元日営業の日、派遣会社のコーヒーレディーが常連の年配客から「お年玉をあげる」といわれた。
彼女はこのホールに派遣されて1年。笑顔が爽やかでたちまち人気者になり、土日は1人で100杯以上のコーヒーを売る実力の持ち主。ホールのアイドル的存在であり、年配客が多いこのホールでは、孫娘のような存在でもあった。
彼女は、最初は「いいです」と何度も断ったが、最後はポケットにねじ込まれた、という次第だ。
その時、店長は不在で彼女は副店長にすぐに事の次第を報告した。ポチ袋の中を見ると1000円札が5枚入っていた。

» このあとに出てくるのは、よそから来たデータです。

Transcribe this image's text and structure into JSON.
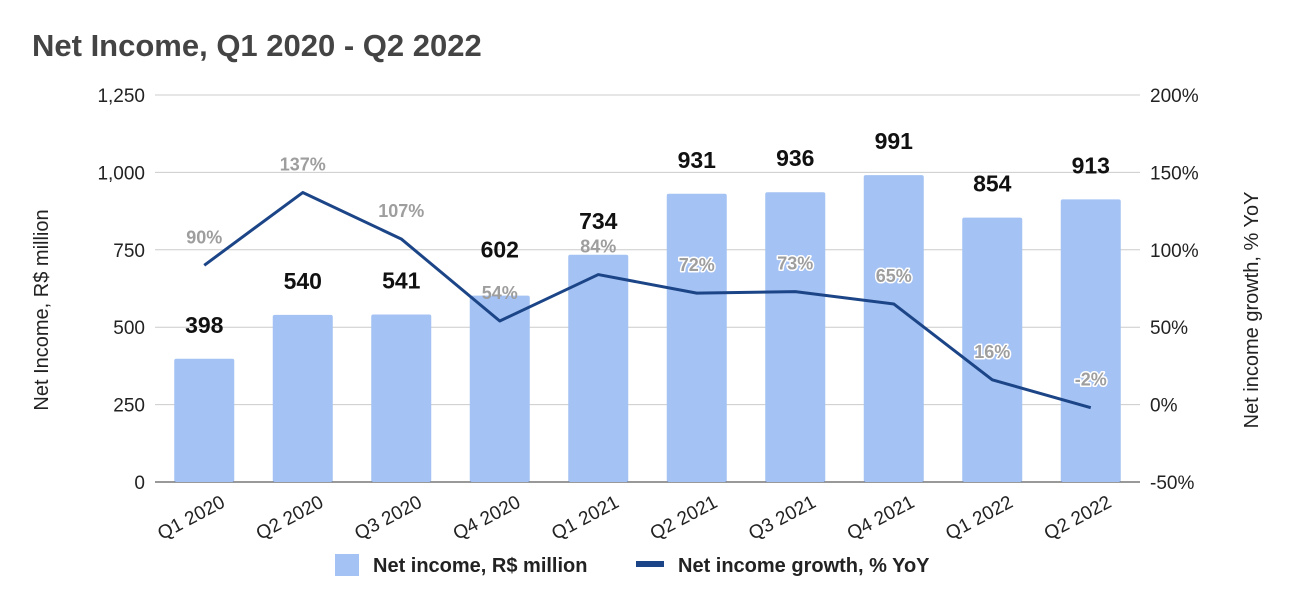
{
  "chart_data": {
    "type": "bar",
    "title": "Net Income, Q1 2020 - Q2 2022",
    "categories": [
      "Q1 2020",
      "Q2 2020",
      "Q3 2020",
      "Q4 2020",
      "Q1 2021",
      "Q2 2021",
      "Q3 2021",
      "Q4 2021",
      "Q1 2022",
      "Q2 2022"
    ],
    "series": [
      {
        "name": "Net income, R$ million",
        "type": "bar",
        "axis": "left",
        "color": "#a4c2f4",
        "values": [
          398,
          540,
          541,
          602,
          734,
          931,
          936,
          991,
          854,
          913
        ],
        "labels": [
          "398",
          "540",
          "541",
          "602",
          "734",
          "931",
          "936",
          "991",
          "854",
          "913"
        ]
      },
      {
        "name": "Net income growth, % YoY",
        "type": "line",
        "axis": "right",
        "color": "#1c4587",
        "values": [
          90,
          137,
          107,
          54,
          84,
          72,
          73,
          65,
          16,
          -2
        ],
        "labels": [
          "90%",
          "137%",
          "107%",
          "54%",
          "84%",
          "72%",
          "73%",
          "65%",
          "16%",
          "-2%"
        ]
      }
    ],
    "ylabel": "Net Income, R$ million",
    "ylim": [
      0,
      1250
    ],
    "yticks": [
      "0",
      "250",
      "500",
      "750",
      "1,000",
      "1,250"
    ],
    "y2label": "Net income growth, % YoY",
    "y2lim": [
      -50,
      200
    ],
    "y2ticks": [
      "-50%",
      "0%",
      "50%",
      "100%",
      "150%",
      "200%"
    ],
    "grid": true,
    "legend": "bottom"
  }
}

報告を聞いた副店長は、そのお年玉を返すべく常連客のところに向かった。
「これは受け取れません」
「いいじゃないか、正月なんだからお年玉だ。彼女のファン一同からのお年玉だ」
5000円は1人ではなく、複数から集めたものであることがこの時初めて分かった。常連客も一度渡したものを受け取るわけにはいかない。
そうこうしているうちに、常連客は帰ってしまった。
この一件を店長に報告した。
ホールスタッフには金品をもらってはいけない、と教育していたが、店長としてもコーヒーレディーにお年玉は初めてのケースだった。外部のスタッフとはいえ金品を受け取ることは認められない。
「返さなければいけない」と結論は出ているのだが、店長としては常連客の顔を潰さないように返すにはどうしたらいいかが分からなかった。
パチンコ以外の商売、例えば飲み屋などでは常連客がスタッフにお年玉を渡すことは珍しいことではないが、このコーヒーレディーの場合は、お年玉を貰った常連客にコーヒーを無料サービスしているのではないか、と他の客から疑いの目を向けられる可能性もある。
そういう意味を踏まえて、懇切丁寧に説明して、一度渡したものを受け取ってもらわなければいけないが、店長はここで苦悩する。
「固辞しても突っ込まれたのなら、うちの場合は受け取ります。ここは常連さんの気持ちを大切にしたい。そして、役職者が常連さんのところにお礼に行きます。常連さんの顔を潰すリスクの方が大きい。そして、もらったことは社内でオープンにして共有しておきます」(ホール営業本部長)
一度受け取ったものを相手の顔を潰さないで返すマニュアルも作っておく必要がある。